How Maintainable Is the Firefox Codebase?
An anonymous reader writes "A report released this morning looks at the maintainability level of the Firefox codebase through five measures of architectural complexity. It finds that 11% of files in Firefox are highly interconnected, a value that went up significantly following version 3.0 and that making a change to a randomly selected file can, on average, directly impact eight files and indirectly impact over 1,400 files. All the data is made available and the report comes with an interactive Web-based exploratory tool."
The complexity exploration tool is pretty neat.
It finds that 11% of files in Firefox are highly interconnected
Figures like this would be more useful if they were put in context. What is a "normal" level for connectedness? What is the level for the Linux kernel, or for GCC? Compared to other similar sized projects, is 11% good or bad?
MSE says this bugger is present on the site: http://www.microsoft.com/security/portal/threat/encyclopedia/entry.aspx?name=Trojan%3AJS%2FIframeRef.K&threatid=2147679863
According to recent comments (continued on the next day's thread), the win32 compiler that Mozilla use is approaching the 4GB limit, after which LibXUL (which Firefox depends upon) will no longer compile.

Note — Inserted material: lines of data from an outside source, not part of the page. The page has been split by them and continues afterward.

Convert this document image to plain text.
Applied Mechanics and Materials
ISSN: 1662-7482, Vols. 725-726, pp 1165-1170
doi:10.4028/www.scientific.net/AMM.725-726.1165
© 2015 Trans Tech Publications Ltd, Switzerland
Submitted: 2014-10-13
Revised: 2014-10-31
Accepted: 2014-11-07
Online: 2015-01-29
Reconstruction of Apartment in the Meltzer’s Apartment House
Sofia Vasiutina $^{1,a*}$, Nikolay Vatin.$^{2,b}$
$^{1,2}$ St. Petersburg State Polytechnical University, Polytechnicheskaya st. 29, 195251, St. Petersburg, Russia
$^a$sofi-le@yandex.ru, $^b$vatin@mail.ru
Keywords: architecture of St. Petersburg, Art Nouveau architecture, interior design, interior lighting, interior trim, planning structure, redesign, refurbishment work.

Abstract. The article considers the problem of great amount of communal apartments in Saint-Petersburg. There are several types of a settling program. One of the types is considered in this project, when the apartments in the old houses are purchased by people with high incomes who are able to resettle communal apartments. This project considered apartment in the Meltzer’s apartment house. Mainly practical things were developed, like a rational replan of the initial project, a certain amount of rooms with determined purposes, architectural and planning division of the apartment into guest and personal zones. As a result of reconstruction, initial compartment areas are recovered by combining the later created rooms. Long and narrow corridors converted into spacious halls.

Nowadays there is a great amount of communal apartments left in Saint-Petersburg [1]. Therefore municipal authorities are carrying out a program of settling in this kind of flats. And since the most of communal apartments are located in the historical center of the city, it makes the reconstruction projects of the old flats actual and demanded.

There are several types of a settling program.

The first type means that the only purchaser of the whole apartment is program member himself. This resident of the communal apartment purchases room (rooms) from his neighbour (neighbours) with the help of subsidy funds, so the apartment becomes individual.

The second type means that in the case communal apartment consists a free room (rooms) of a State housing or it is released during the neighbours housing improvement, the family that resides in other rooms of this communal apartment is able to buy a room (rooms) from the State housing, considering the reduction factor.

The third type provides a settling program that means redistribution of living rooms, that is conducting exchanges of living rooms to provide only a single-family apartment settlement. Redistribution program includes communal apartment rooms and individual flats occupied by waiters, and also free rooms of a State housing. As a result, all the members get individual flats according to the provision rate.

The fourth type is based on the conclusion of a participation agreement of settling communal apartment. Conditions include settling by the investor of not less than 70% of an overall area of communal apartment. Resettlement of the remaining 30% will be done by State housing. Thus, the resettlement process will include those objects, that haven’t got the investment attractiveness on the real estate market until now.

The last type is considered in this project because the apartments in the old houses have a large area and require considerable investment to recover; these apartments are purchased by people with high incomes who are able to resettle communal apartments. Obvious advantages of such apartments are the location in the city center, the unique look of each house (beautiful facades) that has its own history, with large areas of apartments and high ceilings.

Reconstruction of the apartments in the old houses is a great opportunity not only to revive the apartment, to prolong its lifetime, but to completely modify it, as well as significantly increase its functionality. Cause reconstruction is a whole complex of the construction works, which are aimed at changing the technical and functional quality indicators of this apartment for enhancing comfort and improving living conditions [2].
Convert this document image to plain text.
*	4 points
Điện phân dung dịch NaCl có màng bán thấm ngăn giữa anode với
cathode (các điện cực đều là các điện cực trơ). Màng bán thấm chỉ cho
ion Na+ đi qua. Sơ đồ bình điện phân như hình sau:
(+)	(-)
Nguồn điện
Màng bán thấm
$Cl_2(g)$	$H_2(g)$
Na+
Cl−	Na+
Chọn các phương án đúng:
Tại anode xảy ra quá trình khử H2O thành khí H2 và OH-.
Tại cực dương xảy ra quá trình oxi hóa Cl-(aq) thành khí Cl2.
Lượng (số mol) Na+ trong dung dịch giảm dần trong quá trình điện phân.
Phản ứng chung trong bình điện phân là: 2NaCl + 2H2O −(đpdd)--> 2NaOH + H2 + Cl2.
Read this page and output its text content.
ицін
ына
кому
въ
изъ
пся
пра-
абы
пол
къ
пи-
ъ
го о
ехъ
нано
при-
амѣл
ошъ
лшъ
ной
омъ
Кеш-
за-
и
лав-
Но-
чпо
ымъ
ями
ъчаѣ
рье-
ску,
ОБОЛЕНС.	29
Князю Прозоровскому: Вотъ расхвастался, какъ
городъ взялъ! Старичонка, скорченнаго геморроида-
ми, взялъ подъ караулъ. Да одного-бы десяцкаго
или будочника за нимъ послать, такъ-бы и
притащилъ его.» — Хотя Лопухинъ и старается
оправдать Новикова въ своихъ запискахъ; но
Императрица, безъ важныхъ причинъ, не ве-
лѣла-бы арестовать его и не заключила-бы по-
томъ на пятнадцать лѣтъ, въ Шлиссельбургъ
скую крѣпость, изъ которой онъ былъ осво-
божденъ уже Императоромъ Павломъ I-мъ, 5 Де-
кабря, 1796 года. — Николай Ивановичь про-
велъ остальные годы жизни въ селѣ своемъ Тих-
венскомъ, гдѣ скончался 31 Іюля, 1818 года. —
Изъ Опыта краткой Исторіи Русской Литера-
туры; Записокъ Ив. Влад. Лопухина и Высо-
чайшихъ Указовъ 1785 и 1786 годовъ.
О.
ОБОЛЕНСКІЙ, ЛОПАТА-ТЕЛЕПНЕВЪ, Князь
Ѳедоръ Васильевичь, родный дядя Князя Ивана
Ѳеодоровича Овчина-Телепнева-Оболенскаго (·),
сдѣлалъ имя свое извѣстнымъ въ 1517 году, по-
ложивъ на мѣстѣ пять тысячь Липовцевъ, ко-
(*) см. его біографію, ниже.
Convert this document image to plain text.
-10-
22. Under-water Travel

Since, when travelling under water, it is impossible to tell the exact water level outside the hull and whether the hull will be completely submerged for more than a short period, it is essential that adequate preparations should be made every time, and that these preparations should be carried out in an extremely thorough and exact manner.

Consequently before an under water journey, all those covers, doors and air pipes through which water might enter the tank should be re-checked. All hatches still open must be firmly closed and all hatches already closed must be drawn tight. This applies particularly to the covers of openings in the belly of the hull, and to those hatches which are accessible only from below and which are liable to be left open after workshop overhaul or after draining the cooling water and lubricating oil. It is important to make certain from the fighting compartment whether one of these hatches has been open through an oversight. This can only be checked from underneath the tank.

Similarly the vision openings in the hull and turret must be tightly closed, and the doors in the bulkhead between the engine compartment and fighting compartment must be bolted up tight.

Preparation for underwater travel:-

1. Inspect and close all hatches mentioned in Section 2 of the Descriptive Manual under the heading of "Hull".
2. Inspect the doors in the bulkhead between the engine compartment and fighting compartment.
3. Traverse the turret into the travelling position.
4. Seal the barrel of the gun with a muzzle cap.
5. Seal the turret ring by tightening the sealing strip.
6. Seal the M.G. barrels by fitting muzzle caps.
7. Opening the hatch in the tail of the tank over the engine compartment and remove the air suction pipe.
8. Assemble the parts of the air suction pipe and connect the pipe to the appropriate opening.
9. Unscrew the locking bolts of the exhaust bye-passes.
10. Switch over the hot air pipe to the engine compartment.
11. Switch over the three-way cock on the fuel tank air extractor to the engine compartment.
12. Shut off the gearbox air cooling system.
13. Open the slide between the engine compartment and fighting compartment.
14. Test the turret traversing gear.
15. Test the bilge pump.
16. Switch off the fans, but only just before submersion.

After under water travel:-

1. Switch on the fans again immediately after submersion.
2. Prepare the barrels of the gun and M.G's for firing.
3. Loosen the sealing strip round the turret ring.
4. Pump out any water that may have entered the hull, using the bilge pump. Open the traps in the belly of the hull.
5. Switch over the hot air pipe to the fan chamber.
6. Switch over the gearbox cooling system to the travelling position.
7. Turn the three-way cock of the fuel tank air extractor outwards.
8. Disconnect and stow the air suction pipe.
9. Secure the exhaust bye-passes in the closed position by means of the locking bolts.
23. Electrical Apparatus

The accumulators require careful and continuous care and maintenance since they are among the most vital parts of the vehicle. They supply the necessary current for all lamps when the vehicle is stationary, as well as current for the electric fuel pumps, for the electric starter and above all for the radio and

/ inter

It's currently at 3.5GB, and at the current rate, will reach the limit in approximately 6 months: Chart of memory usage of LibXUL during last 90 days
While I think that Servo will produce a more decentralised design than Gecko and XUL, the memory limit will be reached well before that. With Windows XP support ending next year, Mozilla should consider migrating to x64 as soon as reasonably possible, keeping x32, but focusing on stripping large and extraneous code above new features.